Já Fava Neves afirma que a situação diplomática sozinha não é suficiente para gerar novos embargos em 2022, mas que eles podem ocorrer devido a problemas sanitários, o que ele acredita ser pouco provável atualmente.
Mesmo sem embargo, as exportações de outro tipo de carne já devem ser afetadas em 2022. A China anunciou uma alta na tarifa de importação de carne suína devido à melhora da produção interna. O mercado chinês é o principal comprador da carne suína brasileira.
Benefícios para as empresas
Phil Soares, chefe de análise de ações da Órama, afirma que “os principais frigoríficos listados já tem uma pauta ampla de clientes na exportação e plantas fora do Brasil.

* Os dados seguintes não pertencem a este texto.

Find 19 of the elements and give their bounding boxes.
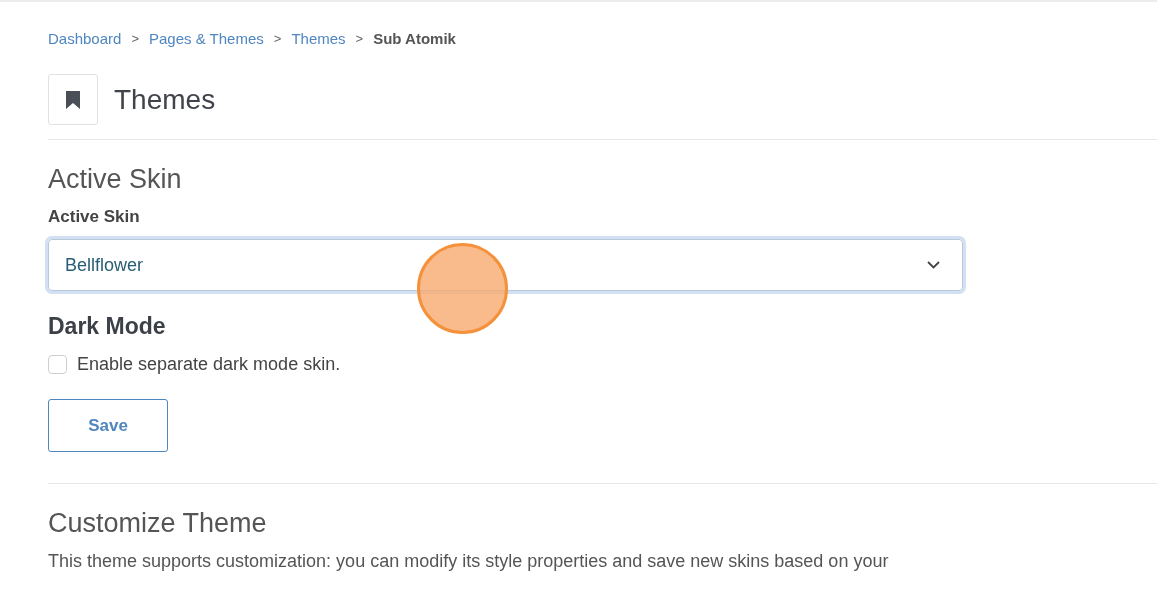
breadcrumb-separator: > — [131, 31, 139, 46]
chevron-down-icon — [927, 261, 940, 269]
page-title: Themes — [114, 83, 216, 116]
breadcrumb-link[interactable]: Pages & Themes — [149, 30, 264, 47]
bookmark-icon — [66, 90, 80, 109]
breadcrumb-separator: > — [273, 31, 282, 46]
field-label: Active Skin — [48, 207, 141, 227]
save-button[interactable]: Save — [48, 399, 168, 452]
breadcrumb-link[interactable]: Dashboard — [48, 30, 122, 47]
section-heading: Active Skin — [48, 164, 183, 195]
breadcrumb-link[interactable]: Themes — [291, 30, 346, 47]
breadcrumb-current: Sub Atomik — [373, 30, 456, 47]
breadcrumb-separator: > — [355, 31, 364, 46]
description-text: This theme supports customization: you can modify its style properties and save new skins based on your — [48, 551, 890, 572]
checkbox[interactable] — [48, 355, 67, 374]
checkbox-label: Enable separate dark mode skin. — [77, 354, 341, 375]
skin-select[interactable]: Bellflower — [48, 239, 963, 291]
subsection-heading: Dark Mode — [48, 313, 167, 340]
section-heading: Customize Theme — [48, 508, 268, 539]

Com isso, eles foram capazes de manejar a origem das vendas, de tal forma que a restrição por parte da China tivesse um efeito menos pronunciado”.
Segundo ele, o fim do embargo beneficia principalmente a Minerva, uma empresa do setor que concentra grande parte da produção no Brasil, e que foi a mais impactada pela decisão da China. Não à toa, a empresa liderava as altas nesta quarta-feira, subindo 12,2% por volta das 13h14.

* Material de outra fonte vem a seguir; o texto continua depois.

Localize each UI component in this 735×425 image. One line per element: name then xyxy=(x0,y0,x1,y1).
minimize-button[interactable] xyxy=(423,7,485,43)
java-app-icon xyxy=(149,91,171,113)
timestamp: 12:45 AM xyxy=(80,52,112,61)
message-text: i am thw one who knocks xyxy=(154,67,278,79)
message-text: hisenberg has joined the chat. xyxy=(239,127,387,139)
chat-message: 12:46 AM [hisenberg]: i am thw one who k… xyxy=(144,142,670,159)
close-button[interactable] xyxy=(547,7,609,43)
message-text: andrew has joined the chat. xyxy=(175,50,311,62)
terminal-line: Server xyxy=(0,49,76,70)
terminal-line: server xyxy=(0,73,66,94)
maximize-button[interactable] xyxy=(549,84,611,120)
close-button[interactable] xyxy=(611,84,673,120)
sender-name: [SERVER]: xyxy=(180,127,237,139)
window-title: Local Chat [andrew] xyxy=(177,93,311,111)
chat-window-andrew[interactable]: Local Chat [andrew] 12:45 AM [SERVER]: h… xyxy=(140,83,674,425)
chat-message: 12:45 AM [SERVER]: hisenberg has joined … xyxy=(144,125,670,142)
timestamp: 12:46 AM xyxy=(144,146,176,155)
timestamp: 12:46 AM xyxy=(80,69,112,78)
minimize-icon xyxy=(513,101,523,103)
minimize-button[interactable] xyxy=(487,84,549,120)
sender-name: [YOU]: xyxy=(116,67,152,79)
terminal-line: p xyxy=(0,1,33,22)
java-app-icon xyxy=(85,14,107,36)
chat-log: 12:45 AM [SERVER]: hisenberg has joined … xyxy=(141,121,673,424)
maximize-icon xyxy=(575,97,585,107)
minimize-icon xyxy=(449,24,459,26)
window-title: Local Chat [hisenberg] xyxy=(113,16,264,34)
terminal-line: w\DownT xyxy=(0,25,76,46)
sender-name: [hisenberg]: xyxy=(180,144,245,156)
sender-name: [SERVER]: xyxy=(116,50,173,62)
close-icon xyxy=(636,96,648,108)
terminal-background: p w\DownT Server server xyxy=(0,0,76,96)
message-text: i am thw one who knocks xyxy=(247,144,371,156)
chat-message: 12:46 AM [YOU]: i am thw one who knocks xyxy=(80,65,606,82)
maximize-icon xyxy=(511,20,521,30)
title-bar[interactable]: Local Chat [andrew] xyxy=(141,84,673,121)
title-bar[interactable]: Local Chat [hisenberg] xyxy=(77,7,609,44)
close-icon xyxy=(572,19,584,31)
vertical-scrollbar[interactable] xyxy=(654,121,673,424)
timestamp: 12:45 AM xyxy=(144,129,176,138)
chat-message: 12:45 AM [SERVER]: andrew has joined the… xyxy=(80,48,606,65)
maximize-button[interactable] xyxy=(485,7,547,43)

Já Fradinho diz que a alta da Marfrig é menor porque a empresa já vem de um ciclo de recuperação com revisões de projeções e recomendações. Na terça-feira (14) ela subiu mais de 6%, o que limita o espaço de ganhos no pregão de hoje.
Castro afirma que o impacto é positivo para ela e a JBS, mas menor porque as duas empresas são mais focadas no mercado dos Estados Unidos. Já a BRF é a menos beneficiada dentre o grupo, por não trabalhar com carne bovina.
“Para a Minerva é mais relevante, 50% da receita é do Brasil, e 70% é de exportações. A notícia cai como uma luva, o cenário facilita para ter resultados mais positivos”, diz.
Entretanto, ele lembra que a empresa passou quase a totalidade do quarto trimestre sem conseguir realizar as exportações. Mesmo com uma certa diversificação geográfica no período, esse fator deve impactar os resultados trimestrais da empresa.
Segundo o analista da Toro Investimentos, a notícia se soma a um momento positivo do setor de frigoríficos. “Há uma demanda global por proteína animal, e as empresas, em especial as com plantas nos Estados Unidos, têm tido resultados recordes, e essa demanda por proteína deve se manter ao longo do próximo ano”.